Soumettre ses parents au sortilège Oubliettes, leur créer une nouvelle identité, les envoyer en Australie.

Si elle mettait de côté le fait qu'elle avait le cœur au bord des lèvres, tout allait bien.

Lorsqu'elle quitta la maison qui l'avait vu grandir, elle resta la contempler quelques instants dans la pénombre.
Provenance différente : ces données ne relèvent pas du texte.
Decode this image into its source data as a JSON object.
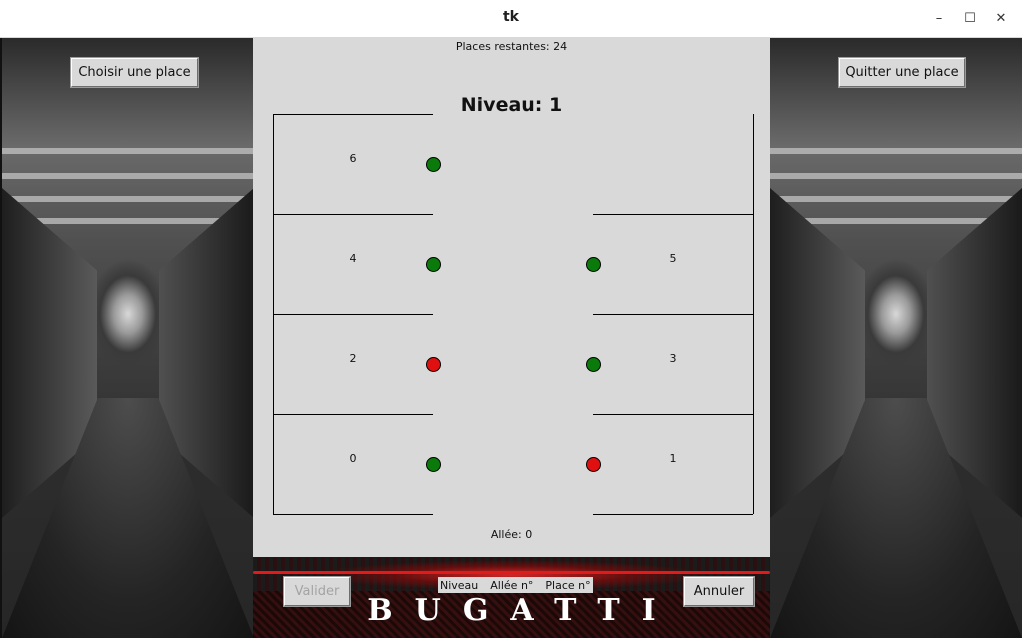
{
  "window": {
    "title": "tk",
    "controls": [
      "–",
      "☐",
      "✕"
    ]
  },
  "left_panel": {
    "button_label": "Choisir une place"
  },
  "right_panel": {
    "button_label": "Quitter une place"
  },
  "main": {
    "places_remaining": "Places restantes: 24",
    "level_title": "Niveau: 1",
    "alley_label": "Allée: 0",
    "spots": [
      {
        "number": "6",
        "side": "left",
        "row": 0,
        "status": "free",
        "color": "#0a7a0a"
      },
      {
        "number": "4",
        "side": "left",
        "row": 1,
        "status": "free",
        "color": "#0a7a0a"
      },
      {
        "number": "5",
        "side": "right",
        "row": 1,
        "status": "free",
        "color": "#0a7a0a"
      },
      {
        "number": "2",
        "side": "left",
        "row": 2,
        "status": "occupied",
        "color": "#e01010"
      },
      {
        "number": "3",
        "side": "right",
        "row": 2,
        "status": "free",
        "color": "#0a7a0a"
      },
      {
        "number": "0",
        "side": "left",
        "row": 3,
        "status": "free",
        "color": "#0a7a0a"
      },
      {
        "number": "1",
        "side": "right",
        "row": 3,
        "status": "occupied",
        "color": "#e01010"
      }
    ]
  },
  "footer": {
    "validate_label": "Valider",
    "cancel_label": "Annuler",
    "info_niveau": "Niveau",
    "info_allee": "Allée n°",
    "info_place": "Place n°",
    "brand": "BUGATTI"
  },
  "colors": {
    "free": "#0a7a0a",
    "occupied": "#e01010",
    "panel_bg": "#d9d9d9"
  }
}
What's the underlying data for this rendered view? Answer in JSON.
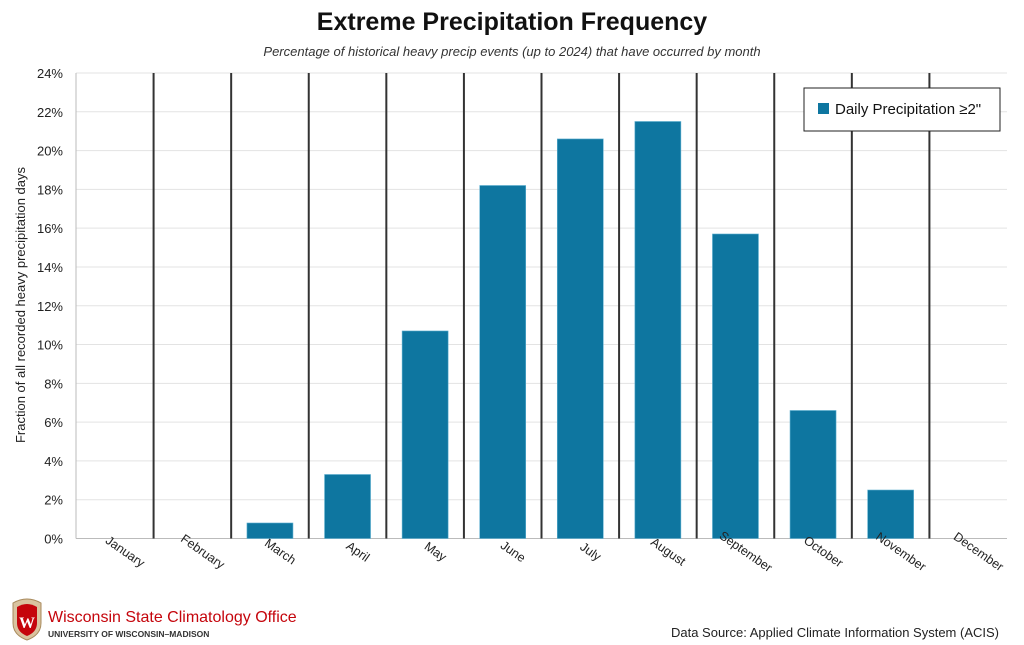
{
  "chart_data": {
    "type": "bar",
    "title": "Extreme Precipitation Frequency",
    "subtitle": "Percentage of historical heavy precip events (up to 2024) that have occurred by month",
    "xlabel": "",
    "ylabel": "Fraction of all recorded heavy precipitation days",
    "categories": [
      "January",
      "February",
      "March",
      "April",
      "May",
      "June",
      "July",
      "August",
      "September",
      "October",
      "November",
      "December"
    ],
    "series": [
      {
        "name": "Daily Precipitation ≥2\"",
        "values": [
          0,
          0,
          0.8,
          3.3,
          10.7,
          18.2,
          20.6,
          21.5,
          15.7,
          6.6,
          2.5,
          0
        ],
        "color": "#0e76a0"
      }
    ],
    "ylim": [
      0,
      24
    ],
    "yticks": [
      "0%",
      "2%",
      "4%",
      "6%",
      "8%",
      "10%",
      "12%",
      "14%",
      "16%",
      "18%",
      "20%",
      "22%",
      "24%"
    ],
    "grid": true,
    "legend": "top-right"
  },
  "footer": {
    "org_name": "Wisconsin State Climatology Office",
    "org_sub": "UNIVERSITY OF WISCONSIN–MADISON",
    "logo_letter": "W",
    "source": "Data Source: Applied Climate Information System (ACIS)"
  }
}
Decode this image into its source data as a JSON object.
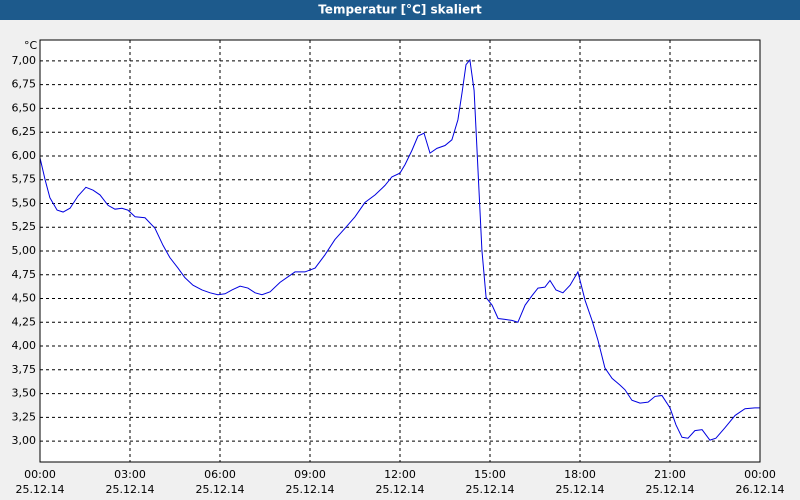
{
  "chart_data": {
    "type": "line",
    "title": "Temperatur [°C] skaliert",
    "ylabel": "°C",
    "color": "#0000e0",
    "grid": true,
    "xlim": [
      0,
      24
    ],
    "ylim": [
      2.78,
      7.22
    ],
    "xticks": [
      {
        "value": 0,
        "label": "00:00"
      },
      {
        "value": 3,
        "label": "03:00"
      },
      {
        "value": 6,
        "label": "06:00"
      },
      {
        "value": 9,
        "label": "09:00"
      },
      {
        "value": 12,
        "label": "12:00"
      },
      {
        "value": 15,
        "label": "15:00"
      },
      {
        "value": 18,
        "label": "18:00"
      },
      {
        "value": 21,
        "label": "21:00"
      },
      {
        "value": 24,
        "label": "00:00"
      }
    ],
    "xtick_dates": [
      "25.12.14",
      "25.12.14",
      "25.12.14",
      "25.12.14",
      "25.12.14",
      "25.12.14",
      "25.12.14",
      "25.12.14",
      "26.12.14"
    ],
    "yticks": [
      {
        "value": 3,
        "label": "3,00"
      },
      {
        "value": 3.25,
        "label": "3,25"
      },
      {
        "value": 3.5,
        "label": "3,50"
      },
      {
        "value": 3.75,
        "label": "3,75"
      },
      {
        "value": 4,
        "label": "4,00"
      },
      {
        "value": 4.25,
        "label": "4,25"
      },
      {
        "value": 4.5,
        "label": "4,50"
      },
      {
        "value": 4.75,
        "label": "4,75"
      },
      {
        "value": 5,
        "label": "5,00"
      },
      {
        "value": 5.25,
        "label": "5,25"
      },
      {
        "value": 5.5,
        "label": "5,50"
      },
      {
        "value": 5.75,
        "label": "5,75"
      },
      {
        "value": 6,
        "label": "6,00"
      },
      {
        "value": 6.25,
        "label": "6,25"
      },
      {
        "value": 6.5,
        "label": "6,50"
      },
      {
        "value": 6.75,
        "label": "6,75"
      },
      {
        "value": 7,
        "label": "7,00"
      }
    ],
    "x": [
      0,
      0.17,
      0.33,
      0.57,
      0.77,
      1.0,
      1.27,
      1.53,
      1.77,
      2.0,
      2.27,
      2.5,
      2.73,
      2.93,
      3.17,
      3.5,
      3.83,
      4.1,
      4.33,
      4.6,
      4.83,
      5.1,
      5.4,
      5.67,
      5.93,
      6.17,
      6.4,
      6.67,
      6.93,
      7.17,
      7.4,
      7.67,
      8.0,
      8.5,
      8.83,
      9.17,
      9.5,
      9.83,
      10.17,
      10.5,
      10.83,
      11.17,
      11.5,
      11.73,
      12.0,
      12.17,
      12.4,
      12.6,
      12.8,
      13.0,
      13.23,
      13.5,
      13.73,
      13.93,
      14.07,
      14.2,
      14.33,
      14.47,
      14.6,
      14.73,
      14.87,
      15.07,
      15.27,
      15.5,
      15.73,
      15.93,
      16.17,
      16.4,
      16.6,
      16.83,
      17.0,
      17.2,
      17.43,
      17.67,
      17.93,
      18.17,
      18.4,
      18.6,
      18.83,
      19.07,
      19.33,
      19.5,
      19.73,
      20.0,
      20.27,
      20.5,
      20.73,
      21.0,
      21.2,
      21.4,
      21.6,
      21.83,
      22.07,
      22.33,
      22.53,
      22.83,
      23.17,
      23.5,
      23.83,
      24.0
    ],
    "values": [
      5.98,
      5.75,
      5.56,
      5.43,
      5.41,
      5.45,
      5.58,
      5.67,
      5.64,
      5.59,
      5.48,
      5.44,
      5.45,
      5.43,
      5.36,
      5.35,
      5.24,
      5.06,
      4.93,
      4.82,
      4.72,
      4.64,
      4.59,
      4.56,
      4.54,
      4.55,
      4.59,
      4.63,
      4.61,
      4.56,
      4.54,
      4.57,
      4.67,
      4.78,
      4.78,
      4.82,
      4.96,
      5.12,
      5.24,
      5.36,
      5.51,
      5.59,
      5.69,
      5.78,
      5.82,
      5.91,
      6.06,
      6.21,
      6.24,
      6.03,
      6.08,
      6.11,
      6.17,
      6.38,
      6.67,
      6.96,
      7.01,
      6.69,
      5.85,
      5.01,
      4.51,
      4.43,
      4.29,
      4.28,
      4.27,
      4.25,
      4.43,
      4.53,
      4.61,
      4.62,
      4.69,
      4.59,
      4.56,
      4.64,
      4.78,
      4.48,
      4.27,
      4.06,
      3.77,
      3.66,
      3.59,
      3.54,
      3.43,
      3.4,
      3.41,
      3.47,
      3.48,
      3.35,
      3.17,
      3.04,
      3.03,
      3.11,
      3.12,
      3.01,
      3.03,
      3.14,
      3.27,
      3.34,
      3.35,
      3.35
    ]
  }
}
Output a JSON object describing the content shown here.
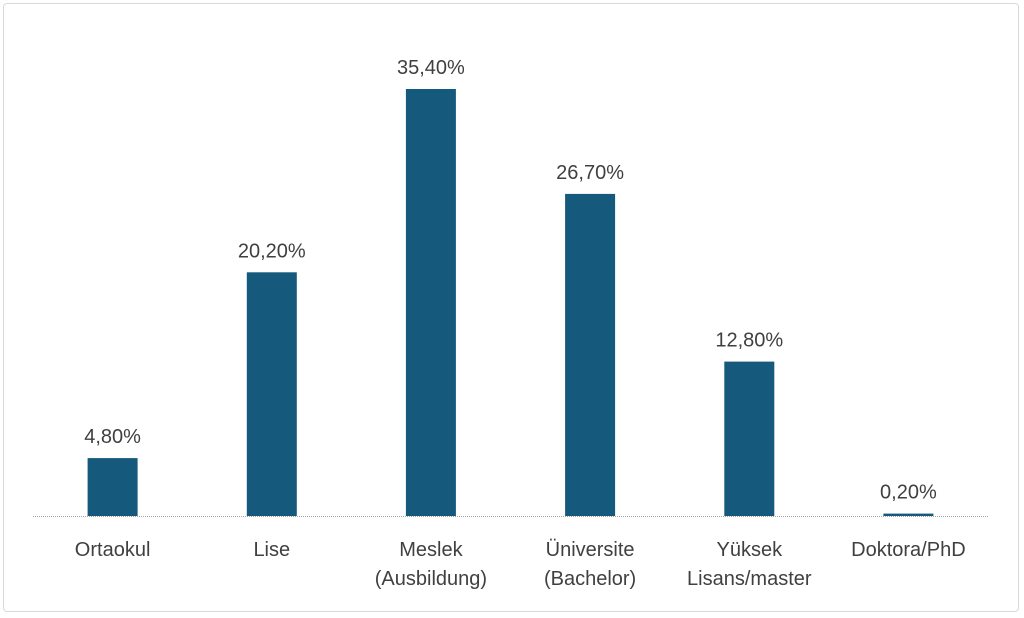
{
  "chart_data": {
    "type": "bar",
    "categories": [
      [
        "Ortaokul"
      ],
      [
        "Lise"
      ],
      [
        "Meslek",
        "(Ausbildung)"
      ],
      [
        "Üniversite",
        "(Bachelor)"
      ],
      [
        "Yüksek",
        "Lisans/master"
      ],
      [
        "Doktora/PhD"
      ]
    ],
    "values": [
      4.8,
      20.2,
      35.4,
      26.7,
      12.8,
      0.2
    ],
    "data_labels": [
      "4,80%",
      "20,20%",
      "35,40%",
      "26,70%",
      "12,80%",
      "0,20%"
    ],
    "title": "",
    "xlabel": "",
    "ylabel": "",
    "ylim": [
      0,
      35.4
    ],
    "grid": false,
    "legend": "none",
    "bar_color": "#155a7d",
    "axis_color": "#a6a6a6",
    "text_color": "#404040"
  }
}
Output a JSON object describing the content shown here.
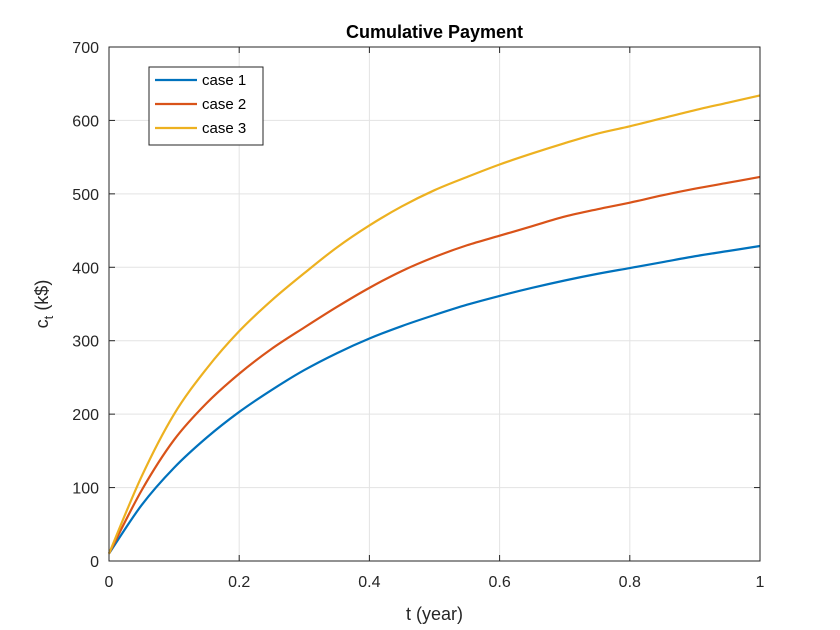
{
  "chart_data": {
    "type": "line",
    "title": "Cumulative Payment",
    "xlabel": "t (year)",
    "ylabel_main": "c",
    "ylabel_sub": "t",
    "ylabel_rest": " (k$)",
    "xlim": [
      0,
      1
    ],
    "ylim": [
      0,
      700
    ],
    "xticks": [
      0,
      0.2,
      0.4,
      0.6,
      0.8,
      1
    ],
    "xtick_labels": [
      "0",
      "0.2",
      "0.4",
      "0.6",
      "0.8",
      "1"
    ],
    "yticks": [
      0,
      100,
      200,
      300,
      400,
      500,
      600,
      700
    ],
    "ytick_labels": [
      "0",
      "100",
      "200",
      "300",
      "400",
      "500",
      "600",
      "700"
    ],
    "grid": true,
    "legend_position": "top-left",
    "x": [
      0,
      0.05,
      0.1,
      0.15,
      0.2,
      0.25,
      0.3,
      0.35,
      0.4,
      0.45,
      0.5,
      0.55,
      0.6,
      0.65,
      0.7,
      0.75,
      0.8,
      0.85,
      0.9,
      0.95,
      1.0
    ],
    "series": [
      {
        "name": "case 1",
        "color": "#0072BD",
        "values": [
          10,
          76,
          127,
          168,
          203,
          233,
          260,
          283,
          303,
          320,
          335,
          349,
          361,
          372,
          382,
          391,
          399,
          407,
          415,
          422,
          429
        ]
      },
      {
        "name": "case 2",
        "color": "#D95319",
        "values": [
          10,
          96,
          165,
          215,
          255,
          289,
          318,
          346,
          372,
          395,
          414,
          430,
          443,
          456,
          469,
          479,
          488,
          498,
          507,
          515,
          523
        ]
      },
      {
        "name": "case 3",
        "color": "#EDB120",
        "values": [
          10,
          115,
          200,
          262,
          313,
          355,
          392,
          427,
          457,
          483,
          505,
          523,
          540,
          555,
          569,
          582,
          592,
          603,
          614,
          624,
          634
        ]
      }
    ]
  }
}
Elle s'attendait à ce qu'elle soit profanée, détruite.

Peu importait, au fond.

Les larmes roulaient sur ses joues lorsqu'elle songea que, quoi qu'il advienne de son foyer, les mangemorts l'avaient déjà contrainte à détruire sa famille.

Ce fut dans cet état que Malefoy la trouva lorsqu'elle se matérialisa à ses côtés.

« Qu'est-ce que tu fais encore là ? Tu viens savourer le travail que toi et les tiens m'ont forcée à accomplir ? »

« Et toi, qu'est-ce que tu fais encore là ? Tu as envie d'être leur quatre heures, Granger ? »

« Parce que tu viens assurer le service après-vente, maintenant ? »

A en juger par sourcils relevés, elle se douta qu'il n'était guère familier avec le concept…

…ce qui ne l'empêcha pas de se saisir à nouveau de son bras pour les faire transplaner.